Friday, August 31, 2012

Doctors told to try and talk women giving birth out of having epidurals to save NHS money (as they cost £200 a pop)

Caesareans cost around £1,200 a time while epidurals – anaesthetic injections into the spine – are around £200
'Only the woman in pain can decide whether and what analgesia, or pain relief, she needs,' say critics


Pain relief: Plans to ration epidurals have met with criticism from senior doctors

By Sophie Borland
PUBLISHED: 10:06 EST, 30 August 2012
UPDATED: 04:38 EST, 31 August 2012

Daily Mail (UK) - Family doctors are being told to try to talk women out of having Caesareans and very strong painkillers during birth to save the NHS money.

New guidelines drawn up for GPs urge them to encourage women to have natural labours with as little medical help as possible.

But for many women the prospect of giving birth without the painkillers is unthinkable.

And critics have said the move has been made without any thought for the women themselves.

The guidelines also remind doctors to tell women to consider having their babies outside hospital in midwife-run units or in their own homes.

Caesareans cost the NHS around £1,200 a time while epidurals – anaesthetic injections into the spine – are around £200.

The guidelines state that, as well as being expensive, they both slow down a mother’s recovery after labour and impede breastfeeding.

The advice does not suggest women should not be given any painkillers, such as gas and air which are commonly used.

However, it specifically tells doctors to try to reduce the numbers given epidurals and other anaesthetic injections into the spine.

The advice – drawn up by the Royal College of Obstetricians and Gynaecologists, the Royal College of Midwives and the National Childbirth Trust – has enraged campaigners and some senior doctors.

Felicity Plaat, consultant anaesthetist at Queen Charlotte’s Hospital, London, said: ‘In the 21st century, where the resources are available, it’s unacceptable and unethical to withhold effective pain relief from women who require it.

‘Furthermore, only the woman in pain can decide whether and what analgesia, or pain relief, she needs.’

Deborah Morgan, of Perinatal Illness UK, a charity which supports women with post-natal depression, said: ‘The physical and mental health of women and the lives of babies are now being compartmentalised to fit a system.

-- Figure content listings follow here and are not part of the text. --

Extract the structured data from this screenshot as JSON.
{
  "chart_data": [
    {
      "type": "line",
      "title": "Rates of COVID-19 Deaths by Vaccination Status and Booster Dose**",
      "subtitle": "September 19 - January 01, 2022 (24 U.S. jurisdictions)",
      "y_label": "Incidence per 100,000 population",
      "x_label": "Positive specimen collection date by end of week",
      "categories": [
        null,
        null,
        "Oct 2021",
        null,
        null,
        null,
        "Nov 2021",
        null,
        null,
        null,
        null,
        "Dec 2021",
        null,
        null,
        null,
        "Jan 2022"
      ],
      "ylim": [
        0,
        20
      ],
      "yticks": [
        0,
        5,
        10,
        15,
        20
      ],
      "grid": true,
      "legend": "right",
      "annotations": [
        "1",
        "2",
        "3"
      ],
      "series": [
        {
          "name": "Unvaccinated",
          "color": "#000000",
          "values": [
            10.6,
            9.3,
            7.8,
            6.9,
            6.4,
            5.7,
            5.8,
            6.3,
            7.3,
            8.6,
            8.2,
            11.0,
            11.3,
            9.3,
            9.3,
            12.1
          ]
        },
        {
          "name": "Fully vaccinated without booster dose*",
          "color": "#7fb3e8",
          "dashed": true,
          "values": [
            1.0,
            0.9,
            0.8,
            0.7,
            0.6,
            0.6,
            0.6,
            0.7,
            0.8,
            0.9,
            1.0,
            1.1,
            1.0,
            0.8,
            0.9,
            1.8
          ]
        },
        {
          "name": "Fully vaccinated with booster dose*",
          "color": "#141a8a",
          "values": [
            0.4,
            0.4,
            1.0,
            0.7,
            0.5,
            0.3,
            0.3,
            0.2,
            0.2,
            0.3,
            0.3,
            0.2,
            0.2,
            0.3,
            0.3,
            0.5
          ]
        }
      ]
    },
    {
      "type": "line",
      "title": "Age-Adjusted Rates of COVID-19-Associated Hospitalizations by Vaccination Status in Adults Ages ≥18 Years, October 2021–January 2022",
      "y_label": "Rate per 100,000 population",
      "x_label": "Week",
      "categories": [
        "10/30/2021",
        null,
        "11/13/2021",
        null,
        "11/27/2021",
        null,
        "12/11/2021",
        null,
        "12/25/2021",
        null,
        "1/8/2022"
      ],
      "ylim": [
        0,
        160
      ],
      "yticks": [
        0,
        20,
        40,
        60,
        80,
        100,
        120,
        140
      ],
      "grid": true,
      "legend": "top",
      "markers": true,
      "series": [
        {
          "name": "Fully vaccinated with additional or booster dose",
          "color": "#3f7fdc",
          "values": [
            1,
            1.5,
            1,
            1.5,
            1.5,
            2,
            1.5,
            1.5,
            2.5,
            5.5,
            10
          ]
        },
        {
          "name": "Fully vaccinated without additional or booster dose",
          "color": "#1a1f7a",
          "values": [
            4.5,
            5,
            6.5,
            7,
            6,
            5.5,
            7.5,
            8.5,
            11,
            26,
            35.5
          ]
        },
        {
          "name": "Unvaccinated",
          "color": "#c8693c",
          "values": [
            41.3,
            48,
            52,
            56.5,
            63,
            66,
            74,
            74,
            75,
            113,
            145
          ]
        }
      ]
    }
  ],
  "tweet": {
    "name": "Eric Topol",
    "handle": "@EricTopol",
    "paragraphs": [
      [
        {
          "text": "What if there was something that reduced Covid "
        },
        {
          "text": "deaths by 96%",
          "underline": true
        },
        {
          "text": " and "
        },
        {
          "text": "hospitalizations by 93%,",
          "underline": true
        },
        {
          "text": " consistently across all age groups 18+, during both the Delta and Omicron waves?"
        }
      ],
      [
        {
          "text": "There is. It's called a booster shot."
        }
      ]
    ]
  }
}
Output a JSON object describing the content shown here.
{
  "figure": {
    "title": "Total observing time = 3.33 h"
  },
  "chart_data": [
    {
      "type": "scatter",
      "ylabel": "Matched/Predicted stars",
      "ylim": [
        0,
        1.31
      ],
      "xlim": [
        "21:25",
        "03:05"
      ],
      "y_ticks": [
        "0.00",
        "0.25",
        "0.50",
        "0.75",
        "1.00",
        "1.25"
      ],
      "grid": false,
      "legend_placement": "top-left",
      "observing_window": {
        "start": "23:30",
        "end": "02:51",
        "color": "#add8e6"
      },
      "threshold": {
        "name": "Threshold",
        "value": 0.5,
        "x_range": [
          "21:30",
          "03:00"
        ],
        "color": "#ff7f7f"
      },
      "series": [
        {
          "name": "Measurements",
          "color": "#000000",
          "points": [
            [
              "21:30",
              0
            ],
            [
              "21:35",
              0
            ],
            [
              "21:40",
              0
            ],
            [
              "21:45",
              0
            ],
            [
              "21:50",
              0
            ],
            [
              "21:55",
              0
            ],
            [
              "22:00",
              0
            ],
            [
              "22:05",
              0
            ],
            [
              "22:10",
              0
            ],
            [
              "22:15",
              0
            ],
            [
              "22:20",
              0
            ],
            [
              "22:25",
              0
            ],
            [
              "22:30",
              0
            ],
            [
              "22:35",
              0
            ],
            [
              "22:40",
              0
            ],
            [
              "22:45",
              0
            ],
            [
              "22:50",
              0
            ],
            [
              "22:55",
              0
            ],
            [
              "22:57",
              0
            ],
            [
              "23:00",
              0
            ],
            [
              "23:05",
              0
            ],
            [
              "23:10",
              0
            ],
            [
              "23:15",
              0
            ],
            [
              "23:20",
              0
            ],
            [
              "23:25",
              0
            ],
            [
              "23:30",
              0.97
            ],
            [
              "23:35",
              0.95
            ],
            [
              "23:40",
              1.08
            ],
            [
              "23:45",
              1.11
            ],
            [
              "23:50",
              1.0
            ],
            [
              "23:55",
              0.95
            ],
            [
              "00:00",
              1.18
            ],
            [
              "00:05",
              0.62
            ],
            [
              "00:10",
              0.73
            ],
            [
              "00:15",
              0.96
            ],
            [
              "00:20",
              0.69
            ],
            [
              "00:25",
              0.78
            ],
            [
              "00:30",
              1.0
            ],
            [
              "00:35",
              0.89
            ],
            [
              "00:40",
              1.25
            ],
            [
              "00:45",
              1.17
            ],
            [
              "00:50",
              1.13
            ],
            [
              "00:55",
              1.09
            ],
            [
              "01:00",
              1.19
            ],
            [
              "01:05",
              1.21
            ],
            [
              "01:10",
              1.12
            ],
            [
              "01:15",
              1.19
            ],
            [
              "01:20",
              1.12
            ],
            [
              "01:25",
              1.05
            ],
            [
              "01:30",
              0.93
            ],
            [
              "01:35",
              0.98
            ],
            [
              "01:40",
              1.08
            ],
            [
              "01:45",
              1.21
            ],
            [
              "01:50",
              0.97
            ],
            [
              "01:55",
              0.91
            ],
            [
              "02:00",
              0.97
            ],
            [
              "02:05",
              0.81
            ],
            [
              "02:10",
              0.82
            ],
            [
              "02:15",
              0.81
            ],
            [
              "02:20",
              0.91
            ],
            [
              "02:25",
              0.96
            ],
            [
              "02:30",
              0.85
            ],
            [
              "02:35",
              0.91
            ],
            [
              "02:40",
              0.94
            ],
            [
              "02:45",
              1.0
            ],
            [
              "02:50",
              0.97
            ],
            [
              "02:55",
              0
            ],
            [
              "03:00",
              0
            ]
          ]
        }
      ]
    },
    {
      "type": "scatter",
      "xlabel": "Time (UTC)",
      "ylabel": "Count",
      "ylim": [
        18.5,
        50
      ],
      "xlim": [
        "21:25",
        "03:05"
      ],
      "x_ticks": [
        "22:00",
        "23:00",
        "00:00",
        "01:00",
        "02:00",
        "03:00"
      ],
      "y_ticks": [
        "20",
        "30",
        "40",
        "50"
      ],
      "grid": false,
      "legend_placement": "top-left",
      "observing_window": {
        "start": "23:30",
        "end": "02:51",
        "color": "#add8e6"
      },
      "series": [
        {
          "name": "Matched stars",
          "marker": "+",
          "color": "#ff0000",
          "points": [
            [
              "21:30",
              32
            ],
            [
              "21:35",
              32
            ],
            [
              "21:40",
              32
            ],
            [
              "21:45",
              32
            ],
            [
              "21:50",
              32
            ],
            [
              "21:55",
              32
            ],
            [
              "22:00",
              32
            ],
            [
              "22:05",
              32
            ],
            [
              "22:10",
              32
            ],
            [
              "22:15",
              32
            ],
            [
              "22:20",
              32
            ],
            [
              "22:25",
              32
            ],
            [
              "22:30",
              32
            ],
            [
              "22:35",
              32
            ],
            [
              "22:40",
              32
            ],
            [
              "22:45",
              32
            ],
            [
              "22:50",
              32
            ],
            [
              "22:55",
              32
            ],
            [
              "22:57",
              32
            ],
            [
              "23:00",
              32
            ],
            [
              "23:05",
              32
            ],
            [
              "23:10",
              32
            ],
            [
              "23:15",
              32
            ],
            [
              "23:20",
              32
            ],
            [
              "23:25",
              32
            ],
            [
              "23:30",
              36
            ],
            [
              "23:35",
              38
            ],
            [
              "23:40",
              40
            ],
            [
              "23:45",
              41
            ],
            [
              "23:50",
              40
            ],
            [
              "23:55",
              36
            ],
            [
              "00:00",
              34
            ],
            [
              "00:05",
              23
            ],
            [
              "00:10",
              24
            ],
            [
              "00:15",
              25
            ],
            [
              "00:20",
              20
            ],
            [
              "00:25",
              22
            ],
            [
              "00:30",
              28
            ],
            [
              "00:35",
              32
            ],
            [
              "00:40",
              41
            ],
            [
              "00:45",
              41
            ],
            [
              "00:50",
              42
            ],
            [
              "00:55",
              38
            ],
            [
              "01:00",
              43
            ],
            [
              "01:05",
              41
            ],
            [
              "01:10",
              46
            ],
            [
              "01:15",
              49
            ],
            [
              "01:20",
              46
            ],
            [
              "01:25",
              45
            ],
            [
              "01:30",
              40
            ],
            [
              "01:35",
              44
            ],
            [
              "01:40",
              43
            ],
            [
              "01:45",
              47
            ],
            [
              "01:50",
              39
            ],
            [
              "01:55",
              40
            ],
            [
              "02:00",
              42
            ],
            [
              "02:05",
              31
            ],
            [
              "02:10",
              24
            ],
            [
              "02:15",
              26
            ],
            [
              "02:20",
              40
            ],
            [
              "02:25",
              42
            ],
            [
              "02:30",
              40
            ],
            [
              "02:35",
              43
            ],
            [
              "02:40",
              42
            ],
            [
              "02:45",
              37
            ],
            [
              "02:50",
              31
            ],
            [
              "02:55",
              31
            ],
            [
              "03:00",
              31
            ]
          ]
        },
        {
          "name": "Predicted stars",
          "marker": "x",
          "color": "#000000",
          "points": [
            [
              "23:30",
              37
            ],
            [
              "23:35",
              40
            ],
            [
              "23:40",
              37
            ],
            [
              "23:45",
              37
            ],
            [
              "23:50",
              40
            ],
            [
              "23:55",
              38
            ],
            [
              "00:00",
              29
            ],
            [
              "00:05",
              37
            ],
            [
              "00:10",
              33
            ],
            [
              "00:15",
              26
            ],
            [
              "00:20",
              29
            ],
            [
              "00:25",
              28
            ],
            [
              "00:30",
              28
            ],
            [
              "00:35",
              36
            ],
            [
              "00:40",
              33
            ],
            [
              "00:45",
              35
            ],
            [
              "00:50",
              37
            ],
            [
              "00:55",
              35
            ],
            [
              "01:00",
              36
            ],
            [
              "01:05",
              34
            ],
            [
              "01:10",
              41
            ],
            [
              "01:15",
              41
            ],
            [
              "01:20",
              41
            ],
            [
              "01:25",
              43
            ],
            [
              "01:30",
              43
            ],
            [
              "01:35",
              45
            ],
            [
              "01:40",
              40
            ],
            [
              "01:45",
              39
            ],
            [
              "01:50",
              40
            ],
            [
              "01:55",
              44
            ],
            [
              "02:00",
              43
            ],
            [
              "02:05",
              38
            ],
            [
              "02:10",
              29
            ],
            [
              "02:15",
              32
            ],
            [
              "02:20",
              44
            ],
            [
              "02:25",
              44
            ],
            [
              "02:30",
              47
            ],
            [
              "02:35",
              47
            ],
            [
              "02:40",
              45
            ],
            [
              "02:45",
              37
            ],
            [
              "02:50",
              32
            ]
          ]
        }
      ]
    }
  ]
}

‘It is not really in their interests, and instead is all about saving money – bottom line.

‘Under the guise of “choice”, women are being covertly pushed into accepting a supposedly cheap option.’

Professor Philip Steer, editor-in-chief of the British Journal of Obstetrics and Gynaecology, said: ‘To try to achieve increased rates of uncomplicated births – by reducing the availability of induction, epidural anaesthesia and Caesarean section for informed women who request them – reduces choice without any guarantee of an improved outcome.’

Supermodel Miranda Kerr is an advocate of natural births.

Professor Philip Steer, editor-in-chief of the British Journal of Obstetrics and Gynaecology, said the move would reduce choice

The advice has been sent out to the new groups of GPs – clinical commissioning groups – which are replacing primary care trusts under NHS reforms.

It tells GPs to think of midwife-led centres as the ‘default’ option, rather than hospitals.

Although the majority of women have their babies in hospital, most are perfectly capable of giving birth at home or in such centres, it points out.

These clinics aim to help women to give birth naturally without epidurals, anaesthetics or the help of doctors.

GPs are also told to discourage women from having Caesareans, particularly if they had one for their first birth and are convinced they are unable to have their second baby naturally.

But the advice conflicts with guidelines from the National Institute of Health and Clinical Excellence, which states that women should be offered Caesareans if they were very worried about giving birth.

Earlier this year NICE relaxed its rules and stated that those who had a particular phobia of birth should be allowed the operations.

The RCOG has removed the guidelines from its website although they have already been read by a number of doctors and health professionals.